None of the people that I know give a damn [bolilla] about politics. ... We have been betrayed so many times by so many politicians that I do not trust any of them, even those who want to help us, like Kirchner [current president of Argentina]. . . . Football is in my blood. I have been a Quemero [slang for Huracán fan] since I was a kid and will die wearing my jersey. I told my wife to bury me with it. My two oldest boys play football in the club, and in the summer they swim in the pool. When Huracán is playing at home, I often go with them or my friends to the stadium. ... During a match, I unplug [desenchufo] from all my worries; after a game, I am ready to face another week. . . . Huracán is so indebted that it declared itself bankrupt; we have lost so many matches that we [were relegated] and can play only against other second-division teams. Yes, Huracán is in a complete and total mess [quilombo], but my passion for it has not changed.1

I reminded Hector that Huracán’s crisis had been brought about, in part, by its elected officials who had squandered and stolen large sums of money from its treasury.
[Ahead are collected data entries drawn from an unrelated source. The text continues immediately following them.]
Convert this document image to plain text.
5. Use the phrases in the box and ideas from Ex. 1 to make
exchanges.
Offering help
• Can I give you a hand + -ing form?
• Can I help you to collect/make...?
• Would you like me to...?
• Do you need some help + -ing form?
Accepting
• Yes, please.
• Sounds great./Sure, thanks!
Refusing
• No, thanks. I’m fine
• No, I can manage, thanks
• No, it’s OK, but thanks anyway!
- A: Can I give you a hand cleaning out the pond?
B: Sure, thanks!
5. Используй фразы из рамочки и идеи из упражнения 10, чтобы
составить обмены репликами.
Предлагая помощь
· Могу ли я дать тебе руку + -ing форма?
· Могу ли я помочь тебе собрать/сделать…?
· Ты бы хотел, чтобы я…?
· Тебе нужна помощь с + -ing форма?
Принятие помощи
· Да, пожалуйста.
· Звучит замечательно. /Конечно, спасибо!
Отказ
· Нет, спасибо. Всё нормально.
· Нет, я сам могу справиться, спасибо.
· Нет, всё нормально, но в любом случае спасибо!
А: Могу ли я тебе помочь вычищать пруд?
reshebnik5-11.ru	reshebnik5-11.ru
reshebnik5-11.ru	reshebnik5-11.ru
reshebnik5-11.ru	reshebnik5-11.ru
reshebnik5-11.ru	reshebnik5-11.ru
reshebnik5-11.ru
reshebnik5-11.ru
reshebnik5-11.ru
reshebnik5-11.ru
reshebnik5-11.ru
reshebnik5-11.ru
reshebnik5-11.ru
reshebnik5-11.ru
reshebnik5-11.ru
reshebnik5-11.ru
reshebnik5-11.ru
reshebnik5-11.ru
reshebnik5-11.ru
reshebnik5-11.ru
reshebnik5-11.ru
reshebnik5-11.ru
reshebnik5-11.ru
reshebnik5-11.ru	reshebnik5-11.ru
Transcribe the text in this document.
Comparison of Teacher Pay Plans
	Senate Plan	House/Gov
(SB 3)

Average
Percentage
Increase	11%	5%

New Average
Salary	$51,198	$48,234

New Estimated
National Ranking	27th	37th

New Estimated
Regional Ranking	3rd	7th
After evading the issue more than once, Hector admitted that the level of corruption in football clubs and political life is about the same. He then clarified why corruption had not dampened his enthusiasm for football:

I don’t know why football stirs me in ways that politics no longer does. I feel the same way about the neighborhood. It is a sentiment I cannot explain. [This phrase, which was first used by Peronists in the 1940s to describe their loyalty to the party, has become a cliché and acquired the status of an ontological truth among Peronists and anti-Peronists alike to describe strong feelings of identification with a public cause or institution.] Nothing I have ever felt outside the stadium compares with what I feel when I am inside. . . . In order to attend a Huracán match, I have sometimes requested sick leave from work and taken a cut in salary; missed family gatherings; and even cancelled meetings with my girlfriend. You know what they say: a football team will never betray you like a woman [meterte los cuernos].2

The sense of fulfillment that Hector derives from his club outweighs whatever ambivalence he feels toward it and appears to be based on a dual, perhaps incoherent, set of standards, with one set restricted to the world of football and rooted in personal gratification and the second limited to politics and rooted in public standards of accountability. Hector’s response seems to vindicate the center Left’s long-standing criticism of footballers (and other groups associated with popular culture such as evangelicals and rockers) who are accused of undermining democratic forms of life in the city by propagating “negative liberty,” especially among the poor and marginalized sectors of society.3

The goal of this essay is to explore why, during the 2003 municipal elections, so many Porteños (residents of the city of Buenos Aires) transformed the world of football into a “model of and a model for” city government and how they constituted themselves into a new type of citizen: democratic dribblers.4 Studying the subterranean links that surfaced between football and politics in Buenos Aires also provides an opportunity to make sense of the ways that local institutions, in the course of responding to the pressures of neoliberal globalization, are also transforming the age-old relationship between city life and citizenship.5 My essay is in six parts. The first describes how Porteños responded to the social and representational crises brought on by globalization in the years prior to the elections, underscoring why so many of them abandoned political society, became invested in civil society, and organized a variety of associations rooted in local, territorial forms of life. The second and third discuss the impact of globalization on the world of football, with the bulk of the discussion centered on Boca Juniors, the city’s leading club and known to fans throughout the world as Diego Maradona’s home team. The various sociomoral and administrative reforms that the club was compelled to make in order to survive enabled voters to construe it as a model for city government. These changes also encouraged fans to reaffirm their loyalty to their own club while at the same time predisposing many of them to conceive of each other as members of the same “family of footballers.” In parts four and five, I study the social and representational practices of the 2003 mayoral campaign in order to make sense of how voters, candidates, and their strategists, in the course of fusing the world of football and municipal politics, resignified the elections. In my closing remarks, I return to the center Left’s account of the “footballization” of politics and propose an alternative reading of it.